I would expect that the type of index would be specified anyway?

I don’t think it’s good API design to have the field define the index you create - only to shape what is permitted.

A HNSW index is very specific and should be asked for specifically, not implicitly, IMO.

On 4 May 2023, at 11:47, Mike Adamson <madam...@datastax.com> wrote:


For syntax, I think one option was just FLOAT[N]. In VECTOR FLOAT[N], VECTOR is redundant - FLOAT[N] is fully descriptive by itself. I don’t think VECTOR should be used to simply imply non-null, as this would be very unintuitive. More logical would be NONNULL, if this is the only condition being applied. Alternatively for arrays we could default to NONNULL and later introduce NULLABLE if we want to permit nulls.

I have a small issue relating to not having a specific VECTOR tag on the data type. The driver behind adding this datatype is the hnsw index that is being added to consume this data. If we have a generic array datatype, what is the expectation going to be for users who create an index on it? The hnsw index will support only floats initially so we would have to reject any non-float arrays if an attempt was made to create an hnsw index on it. While there is no problem with doing this, there would be a problem if, in the future, we allow indexing in arrays in the same way that we index collections. In this case we would then need to have the user select what type of index they want at creation time.

Can I add another proposal that we allow a VECTOR or DENSE (this is a well known term in the ML space) keyword that could be used when the array is going to be used for ML workloads. This would be optional and would function similarly to FROZEN in that it would limit the functionality of the array to ML usage. 

On Thu, 4 May 2023 at 09:45, Benedict <bened...@apache.org> wrote:
Hurrah for initial agreement.

For syntax, I think one option was just FLOAT[N]. In VECTOR FLOAT[N], VECTOR is redundant - FLOAT[N] is fully descriptive by itself. I don’t think VECTOR should be used to simply imply non-null, as this would be very unintuitive.
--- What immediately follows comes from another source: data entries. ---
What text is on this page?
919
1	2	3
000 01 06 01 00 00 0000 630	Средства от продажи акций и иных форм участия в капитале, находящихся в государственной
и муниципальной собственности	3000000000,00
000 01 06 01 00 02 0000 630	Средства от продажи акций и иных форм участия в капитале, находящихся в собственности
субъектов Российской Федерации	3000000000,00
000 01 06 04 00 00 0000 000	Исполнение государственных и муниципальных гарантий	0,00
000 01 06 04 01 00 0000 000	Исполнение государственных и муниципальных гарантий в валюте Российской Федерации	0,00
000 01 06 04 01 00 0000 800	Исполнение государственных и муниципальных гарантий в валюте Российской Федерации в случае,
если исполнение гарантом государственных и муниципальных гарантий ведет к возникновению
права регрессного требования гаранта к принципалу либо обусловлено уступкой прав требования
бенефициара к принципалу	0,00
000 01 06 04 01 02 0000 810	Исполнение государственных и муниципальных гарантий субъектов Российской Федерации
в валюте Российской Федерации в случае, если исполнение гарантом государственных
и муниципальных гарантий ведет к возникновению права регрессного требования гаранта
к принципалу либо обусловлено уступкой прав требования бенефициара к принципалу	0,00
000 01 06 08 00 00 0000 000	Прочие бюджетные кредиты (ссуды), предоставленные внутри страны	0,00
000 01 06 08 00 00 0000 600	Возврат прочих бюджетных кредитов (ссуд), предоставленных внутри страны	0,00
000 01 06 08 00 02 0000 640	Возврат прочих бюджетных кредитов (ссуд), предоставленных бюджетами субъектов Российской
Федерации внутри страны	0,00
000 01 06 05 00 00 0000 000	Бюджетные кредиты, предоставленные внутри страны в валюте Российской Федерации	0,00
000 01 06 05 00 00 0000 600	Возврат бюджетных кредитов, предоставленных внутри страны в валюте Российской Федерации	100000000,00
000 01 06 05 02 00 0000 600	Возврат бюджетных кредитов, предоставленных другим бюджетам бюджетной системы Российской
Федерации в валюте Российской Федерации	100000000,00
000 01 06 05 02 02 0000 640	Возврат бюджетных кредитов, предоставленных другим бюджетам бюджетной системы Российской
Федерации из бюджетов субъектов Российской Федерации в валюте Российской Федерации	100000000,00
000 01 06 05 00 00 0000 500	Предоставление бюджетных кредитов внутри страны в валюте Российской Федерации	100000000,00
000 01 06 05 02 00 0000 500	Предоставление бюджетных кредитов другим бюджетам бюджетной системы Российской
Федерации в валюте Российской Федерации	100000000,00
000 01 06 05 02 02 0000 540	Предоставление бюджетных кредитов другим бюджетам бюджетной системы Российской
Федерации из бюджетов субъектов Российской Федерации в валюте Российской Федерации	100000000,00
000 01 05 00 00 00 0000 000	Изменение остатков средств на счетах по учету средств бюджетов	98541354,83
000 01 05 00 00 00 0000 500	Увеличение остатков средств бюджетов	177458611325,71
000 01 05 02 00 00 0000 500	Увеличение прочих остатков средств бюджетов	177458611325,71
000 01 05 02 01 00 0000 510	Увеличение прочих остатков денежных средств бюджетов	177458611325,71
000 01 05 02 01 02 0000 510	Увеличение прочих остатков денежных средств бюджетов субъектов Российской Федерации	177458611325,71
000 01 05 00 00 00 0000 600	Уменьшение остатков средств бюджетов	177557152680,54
More logical would be NONNULL, if this is the only condition being applied. Alternatively for arrays we could default to NONNULL and later introduce NULLABLE if we want to permit nulls.
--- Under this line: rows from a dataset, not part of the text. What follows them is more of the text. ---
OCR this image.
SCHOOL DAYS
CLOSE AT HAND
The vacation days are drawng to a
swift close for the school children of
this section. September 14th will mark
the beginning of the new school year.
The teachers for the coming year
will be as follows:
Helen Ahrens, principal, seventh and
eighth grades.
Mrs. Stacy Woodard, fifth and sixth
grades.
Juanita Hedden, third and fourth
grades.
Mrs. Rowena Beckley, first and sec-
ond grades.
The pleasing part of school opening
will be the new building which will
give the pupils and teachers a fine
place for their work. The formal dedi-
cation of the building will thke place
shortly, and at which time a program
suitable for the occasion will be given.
If the word vector is to be used it makes more sense to make it look like a list, so VECTOR<FLOAT, N> as here the word VECTOR is clearly not redundant.

So, I vote:

1) (NON NULL) FLOAT[N]
2) FLOAT[N]   (Non null by default)
3) VECTOR<FLOAT, N>



On 4 May 2023, at 08:52, Mick Semb Wever <m...@apache.org> wrote:


Did we agree on a CQL syntax?
I don’t believe there has been a pool on CQL syntax… my understanding reading all the threads is that there are ~4-5 options and non are -1ed, so believe we are waiting for majority rule on this?


Re-reading that thread, IIUC the valid choices remaining are…

1. VECTOR FLOAT[n]
2. FLOAT VECTOR[n]
3. VECTOR<FLOAT,n>
4. VECTOR[n]<FLOAT>
5. ARRAY<FLOAT, n>
6. NON-NULL FROZEN<FLOAT[n]>


Yes I'm putting my preference (1) first ;) because (banging on) if the future of CQL will have FLOAT[n] and FROZEN<FLOAT[n]>, where the VECTOR keyword is: for general cql users; just meaning "non-null and frozen", these gel best together.

Options (5) and (6) are for those that feel we can and should provide this type without introducing the vector keyword.